「しかし、あれを辛抱し通せるような人なら、女としてはまア八十点だ。」
「でも、そんなことぐらい……」
「お前は亭主を尻にしく傾向があるから、ひょっとすると出来るかもしれないなア。しかし、男にとって何が辛いと云って、阿母《おふくろ》と細君とに啀《いが》み合われるほど辛いことはないものだ。あれは鋸の歯の間で寝ているようなものだよ。お前の苦労なんてものは、僕が毎日傍にいることぐらいなもんじゃないか。」
「ほんと、あたしはあなたがどこかへお勤めしていて下されば、どんなにいいかしらと思うわ。もう毎日毎日、傍にいられる苦労には、あたし、それを思うと、もうぞっとしてくるの。疲れるのよそれはそれは。」妻のいつもの歎きが始まったのだ。
 ここから見える隣家の宗左衛門のあばの家では、長男が結婚した翌日出征して、嫁が義母と一緒に今もいるが、夫婦はただの一日一緒にいたきりである。私の妻も同時にそれを思い出したと見えて、
「あそこでは、たった一日よ御一緒。どうでしょう。」と一寸首を縮めて私を見た。
 私は戦争中のある日、銀座のある洋食店で夕食を摂ろうとして、料理の出るまで一人ぼんやり壁を見ていたひとときの事をふと思い出した。壁にはミレーの晩鐘の版画がかかっていた。私は日ごろからこのバルビゾン派の画類には一度も感動を覚えたことがなかったに拘らず、野末の向うに見える寺院の尖塔を背景に、黙祷をささげている若い夫婦の農衣姿の慎しやかな美しさに、突然われを忘れた感動を覚えたことがあった。私は自分の生活して来た記憶の絵の中から、これと似たことがどこにあったかと考えてみたが、暫くは、容易に私には泛ばなかった。しかし、何ぜまたこれほどの簡単な幸福と清浄さが私にも人にも得られないのだろうか。何の特殊な難しさでもないものをと私はそのとき考え込んだ。良い宗教がないからか。自分らそれぞれの不心得のためからか。それとも世の中というものの成立が悪いからというべきか。おそらくそんなことではないだろう。いま、一寸首を縮めて私を見た妻の眼差は、実は、そういう幸福に似たものではなかったろうか。
 人は幸福の海の上に浮いている舟のようで、腹だけ水につけ、頭を水から上げているから、無常の風に面を打たれて漂うのかもしれないと思った。

 十月――日
 別家の久左衛門の長男の嫁は、四つになる一粒種の男の子をこの五月に亡くして以来、次ぎがまだ産れそうな気配がないので、もう爺さん夫婦から睨まれている。いつ離縁になるか分らぬ不安ながらも、このごろは嫁もよほど覚悟が定って来たらしい働きぶりだ。ところが、本家のここの参右衛門の家では、樺太出征中の長男の帰りがいまだに分らぬので、嫁は実家へ帰りきりである。夜だけ寝にここへ戻って来るときの、その嫁の大切にされることは女王のごときものだが、いつ嫁に去られるものか気配も相当に不安な模様に、参右衛門夫婦のひそひそ話もいつもここへ落ちて来る。静な気立の良い嫁であっても、まだ実家の云うままに動く娘のままで、村で二番の裕福なその家から、一番の貧農のこの家の嫁になっている現在の情況から想像すると、参右衛門の不在の長男は稀に見る立派な青年らしい。「あそこの長男は豪い。あんなの一人もいない。」と村のものらはいう。

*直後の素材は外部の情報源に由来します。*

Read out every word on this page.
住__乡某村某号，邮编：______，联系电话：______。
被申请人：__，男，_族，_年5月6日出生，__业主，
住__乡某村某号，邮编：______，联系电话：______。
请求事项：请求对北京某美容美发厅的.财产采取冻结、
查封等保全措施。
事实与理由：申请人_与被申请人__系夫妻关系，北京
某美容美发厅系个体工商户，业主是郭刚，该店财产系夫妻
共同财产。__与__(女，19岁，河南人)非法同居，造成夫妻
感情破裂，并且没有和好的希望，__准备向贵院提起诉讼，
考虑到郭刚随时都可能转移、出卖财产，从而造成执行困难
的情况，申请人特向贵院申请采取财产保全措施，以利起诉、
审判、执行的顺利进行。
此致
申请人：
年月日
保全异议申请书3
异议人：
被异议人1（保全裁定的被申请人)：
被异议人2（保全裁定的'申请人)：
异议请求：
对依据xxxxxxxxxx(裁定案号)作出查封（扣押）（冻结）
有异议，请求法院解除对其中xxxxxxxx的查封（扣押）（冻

 応召の際、父に頼んで、毎夜その日の支出費だけ必ずつけてくれと、云い残しただけだとの事である。酒で家を潰した父に対する釘としては、もっとも確実な打ち方だ。
 青柿が枝のまま風に騒いでいる。夕映えの流れた平野の上を走る雲足に木立が冷たい。濡れた青草を積み、農具の光ったリヤカーを引いて戻って来た久左衛門の長男の嫁は、川の流の傍で私に丁寧なお辞儀をした。健康に赤らんだ円い顔で、黙って立って礼をする夕暮どきの透明さ。私も思わずミレーになったような清浄な気持ちを覚え、彼女の幸福ならんことを願って礼をした。やはり晩鐘の美しさは誰にも一日に一度は来ているのだ。

 久左衛門の家へ入ると、彼は風呂から出たばかりで、ふんわりと丹前をかけ炉の前に坐っている。支那の学者のような穏かな顔になったり、厳しいリアリストの眼になったりする彼の表情を見ながら、この久左衛門は、六十八で、今一生のうち一番幸福の絶頂にいるのではないかと私は思った。不足なものは何一つない。子供たちの誰もが出征せず、持ち物の値は騰るのみだ。極貧からとにかく現金の所有にかけては村一番になっている。村の秘密を知っているものも彼ただ一人だ。経済のことに関する限り、彼を除いて村には知力を働かせるものもない。すること為すこと当っていって、他人が馬鹿に見えて仕方のない落ちつきで、じろりじろりと嫁を睨んでいれば良いだけだ。肩から引っかけた丹前の裾の、富士形になだれたのどかな様子が今の彼には似合っている。